“More than 61% of California voters Tuesday rejected Proposition 10, which would have expanded city authority over rent control measures. The proposition would have repealed the Costa-Hawkins Rental Housing Act, a 1995 law that restricts rent control measures. This latest effort was among the strongest appeals to provide rent control across the state and gained support from the Democratic Party and large activist organizations.
Landlords and developers fought back, spending over $76M campaigning against the proposition, according to the California Secretary of State. Early October polls suggested that Prop. 10 was losing ground among Californians with nearly half of Californians against the expansion of rent control. Tuesday’s election results verified these polls. “The stunning margin of victory shows California voters clearly understood the negative impacts Prop. 10 will have on the availability of affordable and middle-class housing in our state,” California Apartment Association CEO Tom Bannon said in a statement. The CAA led the campaign against Prop. 10. The call for the expansion of rent control is largely being driven by rising rents across California. Rents have increased by nearly 50% in major Bay Area metros since 2010. Many residents have had to move farther away from their jobs to places where they can afford rent and housing prices. Costa-Hawkins prohibits rent control on all types of housing built after 1995. It also allows landlords with rent-controlled apartments to bring a unit’s rent back to market rates when a tenant vacates. Supporters of Prop. 10 argued that rent stabilization would help keep rents affordable for existing renters, especially key members of communities, such as nurses, teachers and firefighters, and keep people from being displaced or homeless when rents increase, according to a fact sheet from the Yes On Prop 10 campaign. It also was part of an effort to address homelessness and affordable housing with three propositions this year. Proposition 1 was meant to build more affordable housing, and Proposition 2 was meant to address homelessness. Both of these propositions passed Tuesday.
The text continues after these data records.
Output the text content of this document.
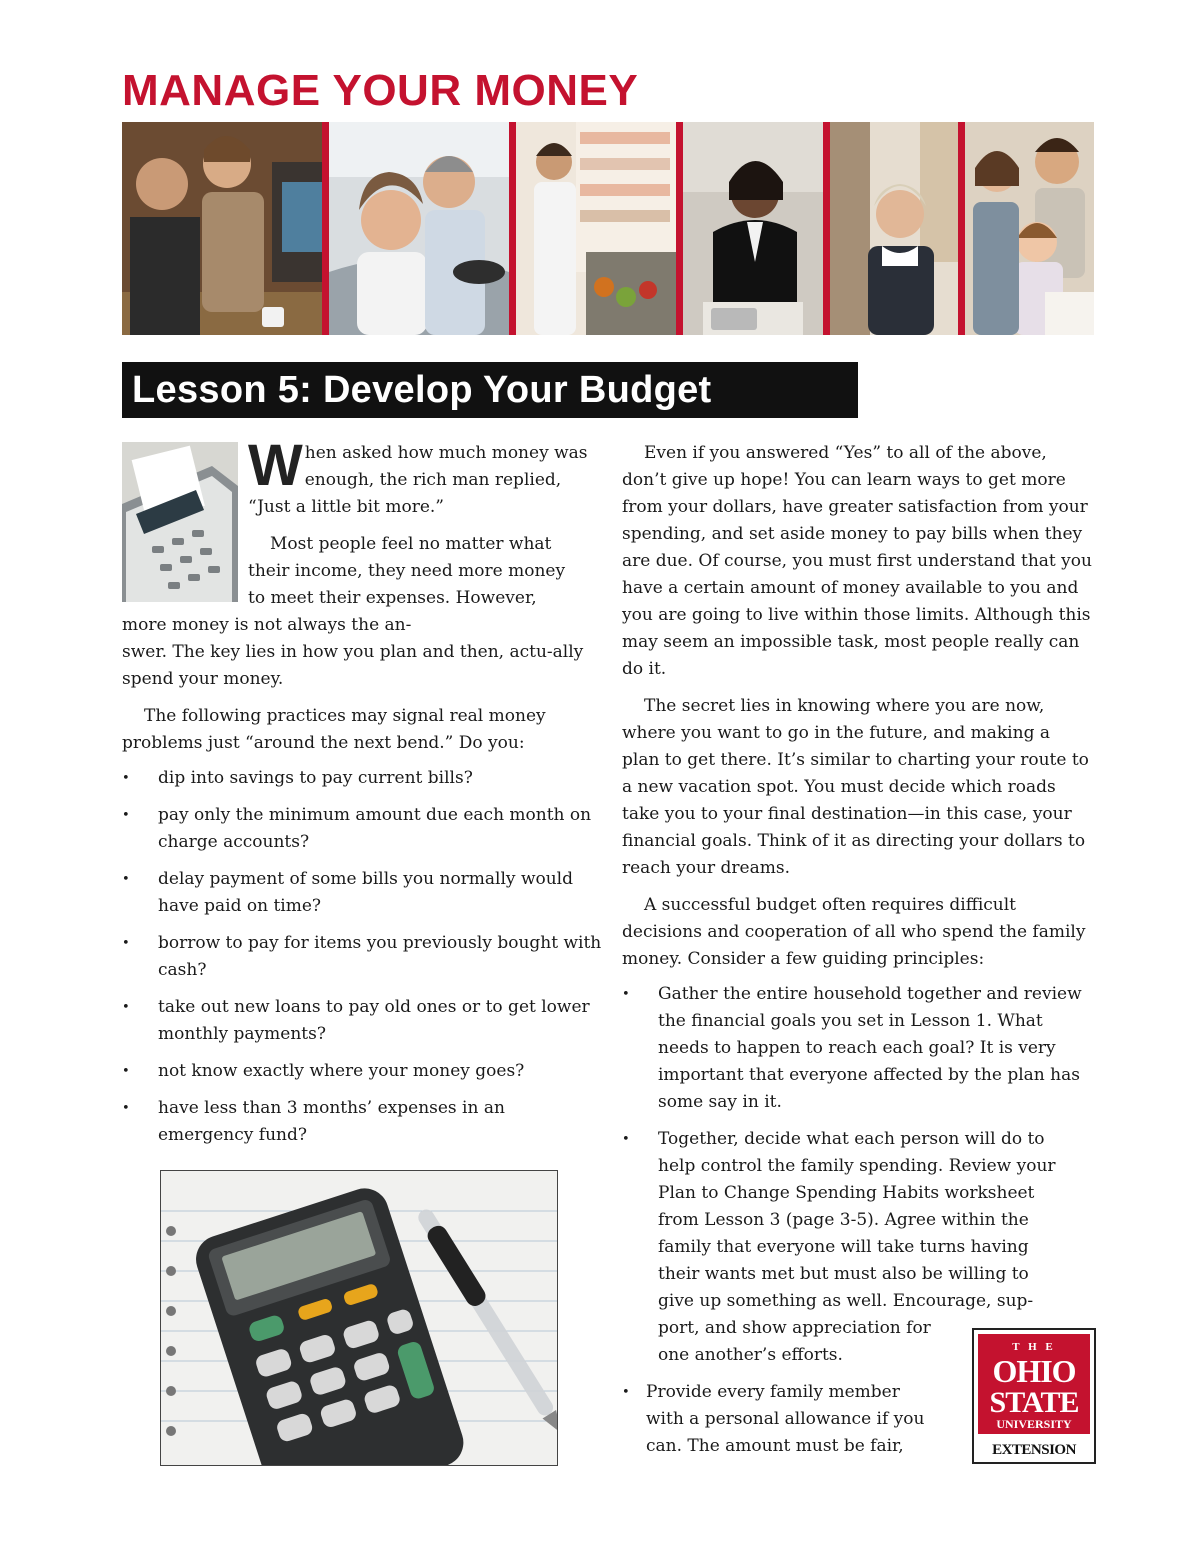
MANAGE YOUR MONEY
Lesson 5: Develop Your Budget

When asked how much money was enough, the rich man replied, “Just a little bit more.”

Most people feel no matter what

their income, they need more money

to meet their expenses. However,

more money is not always the an-

swer. The key lies in how you plan and then, actu-ally spend your money.

The following practices may signal real money problems just “around the next bend.” Do you:

• dip into savings to pay current bills?
• pay only the minimum amount due each month on charge accounts?
• delay payment of some bills you normally would have paid on time?
• borrow to pay for items you previously bought with cash?
• take out new loans to pay old ones or to get lower monthly payments?
• not know exactly where your money goes?
• have less than 3 months’ expenses in an emergency fund?

Even if you answered “Yes” to all of the above, don’t give up hope! You can learn ways to get more from your dollars, have greater satisfaction from your spending, and set aside money to pay bills when they are due. Of course, you must first understand that you have a certain amount of money available to you and you are going to live within those limits. Although this may seem an impossible task, most people really can do it.

The secret lies in knowing where you are now, where you want to go in the future, and making a plan to get there. It’s similar to charting your route to a new vacation spot. You must decide which roads take you to your final destination—in this case, your financial goals. Think of it as directing your dollars to reach your dreams.

A successful budget often requires difficult decisions and cooperation of all who spend the family money. Consider a few guiding principles:

• Gather the entire household together and review the financial goals you set in Lesson 1. What needs to happen to reach each goal? It is very important that everyone affected by the plan has some say in it.
• Together, decide what each person will do to
help control the family spending. Review your
Plan to Change Spending Habits worksheet
from Lesson 3 (page 3-5). Agree within the
family that everyone will take turns having
their wants met but must also be willing to
give up something as well. Encourage, sup-
port, and show appreciation for
one another’s efforts.
• Provide every family member
with a personal allowance if you
can. The amount must be fair,
T H E
OHIO
STATE
UNIVERSITY
EXTENSION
Prop. 10 has been hugely contested by landlords and developers who argued rent control would stifle future investment and development. Many have said the housing shortage needs to be solved by allowing the construction of more housing instead of keeping rents capped. “While it is clear rent control is the wrong path, more needs to be done to alleviate housing affordability challenges across the country,” National Multifamily Housing Council CEO Doug Bibby said in a statement. He said addressing the housing crisis will take a three-pronged approach: First, the shortage of homes needs to be addressed and barriers to adding more homes need to be removed. Without adding more units, the country will not be able to address the shortage of 4.6 million apartments expected by 2030, he said. Local governments must also be more involved and find public-private partnership opportunities to bring price points down to create more affordable housing. Additionally, targeted subsidies need to be provided to help the neediest families now. “Proposition 10 was an example of short-term, wrongheaded policy,” Bibby said. “However, it also highlights the very real affordability problems that families are facing. NMHC will continue to work to put forward creative, unique ideas and policies while remaining vigilant against proposals like Proposition 10 that would inhibit growth and deepen the affordability crisis.”